Девиз хозяйственной деятельности Макаров сформулировал сам: «…люди ж всякого себе добра ищут, что и нам мочно делать». Слово у него не расходилось с делом. Кабинет-секретарь действительно всю жизнь был озабочен поисками для себя «добра», то есть повышением доходности вотчин. Но не во всех случаях ему сопутствовал успех.
Агротехническая мысль в то время находилась в самом зародыше и еще не вооружала помещиков рекомендациями относительно внедрения эффективных новшеств: изменений в соотношении злаковых и технических культур, разведения улучшенных пород скота, птицы и т. п. В сохранившейся черновой инструкции приказчику Макаров ориентировал его на веками складывавшиеся приемы возделывания пашни: «Також о пашне и всяком хлебном посеве, и об убранстве, и о молодбе чинить так, как в протчих деревнях водитца, не испустя времени, как бы в чем было прибыльняе и крестьяном излишней тягости не было». Инструкция грозила приказчику суровыми карами, если «учинитца ево, прикащиковою, оплошкою в деревенских каких приплодах и прибытках утрата или иное какое худо». Напротив, приказчику, усердием учинившему изобилие, было обещано изрядное вознаграждение.[492]
Живя в Петербурге, вдали от вотчин, кабинет-секретарь чутко прислушивался к рыночной конъюнктуре и стремился не упустить своего шанса. «Я слышал, – писал Макаров брату в 1712 году, – что дело там лехко мочно учредить – торг пеньковой, ибо там пенька зело дешева и мужики наши на чюжих скупают, которые скупщики отпускают в Ригу, и от того богатятца». Для начала он рекомендовал пустить в дело 450 рублей. А вот другое распоряжение, свидетельствующее, как и первое, о предприимчивости Макарова. На этот раз его взоры были устремлены не в сторону брянских вотчин, а на село Богословское. «Також вели, – советовал он брату, – там больше завесть скотины рогатой, и мочно ли оную оттоль для продажи пригонять к Москве. И ежели мочно, то ис того может быть немалая прибыль».

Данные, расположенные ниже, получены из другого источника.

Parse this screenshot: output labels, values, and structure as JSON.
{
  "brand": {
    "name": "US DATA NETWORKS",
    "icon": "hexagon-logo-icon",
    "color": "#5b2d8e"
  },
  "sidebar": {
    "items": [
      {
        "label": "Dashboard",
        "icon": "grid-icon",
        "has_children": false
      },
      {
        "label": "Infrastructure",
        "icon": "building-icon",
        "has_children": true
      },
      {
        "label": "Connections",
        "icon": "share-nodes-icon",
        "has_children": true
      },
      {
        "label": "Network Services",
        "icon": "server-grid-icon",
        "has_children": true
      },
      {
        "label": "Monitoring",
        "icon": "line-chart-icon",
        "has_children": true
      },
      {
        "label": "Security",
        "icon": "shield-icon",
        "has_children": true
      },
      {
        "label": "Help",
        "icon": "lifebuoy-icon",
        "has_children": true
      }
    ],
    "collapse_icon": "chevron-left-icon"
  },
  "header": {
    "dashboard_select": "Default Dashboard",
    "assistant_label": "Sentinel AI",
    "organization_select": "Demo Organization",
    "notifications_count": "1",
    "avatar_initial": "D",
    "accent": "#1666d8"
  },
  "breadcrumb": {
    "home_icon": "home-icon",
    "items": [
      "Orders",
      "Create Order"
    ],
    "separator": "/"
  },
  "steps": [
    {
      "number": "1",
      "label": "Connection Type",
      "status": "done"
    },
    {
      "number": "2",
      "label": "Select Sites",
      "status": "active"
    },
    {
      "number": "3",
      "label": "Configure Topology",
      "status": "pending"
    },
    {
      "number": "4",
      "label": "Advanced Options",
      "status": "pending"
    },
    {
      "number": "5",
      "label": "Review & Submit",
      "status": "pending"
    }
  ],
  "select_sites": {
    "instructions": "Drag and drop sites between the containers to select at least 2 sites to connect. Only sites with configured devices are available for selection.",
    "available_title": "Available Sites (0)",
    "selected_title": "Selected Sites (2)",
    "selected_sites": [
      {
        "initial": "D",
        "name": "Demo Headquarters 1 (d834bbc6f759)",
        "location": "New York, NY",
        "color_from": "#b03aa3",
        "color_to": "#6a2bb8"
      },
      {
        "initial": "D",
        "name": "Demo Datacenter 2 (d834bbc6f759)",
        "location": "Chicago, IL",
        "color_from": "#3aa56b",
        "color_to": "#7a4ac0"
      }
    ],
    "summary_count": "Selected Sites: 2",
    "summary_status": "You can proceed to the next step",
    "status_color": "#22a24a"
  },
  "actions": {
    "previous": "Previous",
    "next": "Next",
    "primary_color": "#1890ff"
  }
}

Хватка дельца видна и в распоряжении основать винокуренный завод в селе Богословском. В 1712 году он спрашивал брата: «Завел ли ты в Богословском винной завод?» – и тут же давал ряд советов: если есть надежда на извлечение из завода прибыли, то тогда надо соорудить и мельницу. «Также и то вам предлагаю в Богословском не вовсе переводите лес, ибо х куренью вина дров, чаю, много исходит». Вино с Богословского винокуренного завода Макаров поставлял в кабаки. В 1713 году он подрядился поставить 5 тысяч ведер вина. Винными подрядами Макаров занимался недолго: в 1716 году царь издал указ, запрещавший должностным лицам участвовать в подрядных операциях.
При взимании повинностей с крестьян Макаров-помещик придерживался умеренных позиций и предостерегал брата от самовольства не в меру ретивых приказчиков: «Однакож поговори ему или инак как остереги, чтоб он крестьян не разгонял з бешенства, а особливо з злости той, что крестьяне на него сказали, что он непорядочно живет». Когда приказчики обратились к Макарову с конкретным вопросом, взыскивать ли с крестьян недоимку за два года, он дал совет, из которого явствует нежелание рубить сплеча и стремление действовать осмотрительно, сообразуясь с обстановкой: «…отдаю на ваше разсуждение, или лутче дать сроку, чтоб после в том исправили».
Проявляя заботу о крестьянах, Макаров, как и всякий не лишенный здравого смысла помещик, конечно же хлопотал о собственных интересах. Будучи рационалистом, он руководствовался мыслью, что перенапряжение крестьянского хозяйства повинностями чревато нежелательными последствиями – разорением их хозяйства и побегами. Эти опасения звучат в одном из писем к брату: «Опасно, чтоб они от того не разбежались, ибо и сам ты писал, что прикащика хотели убить».[493]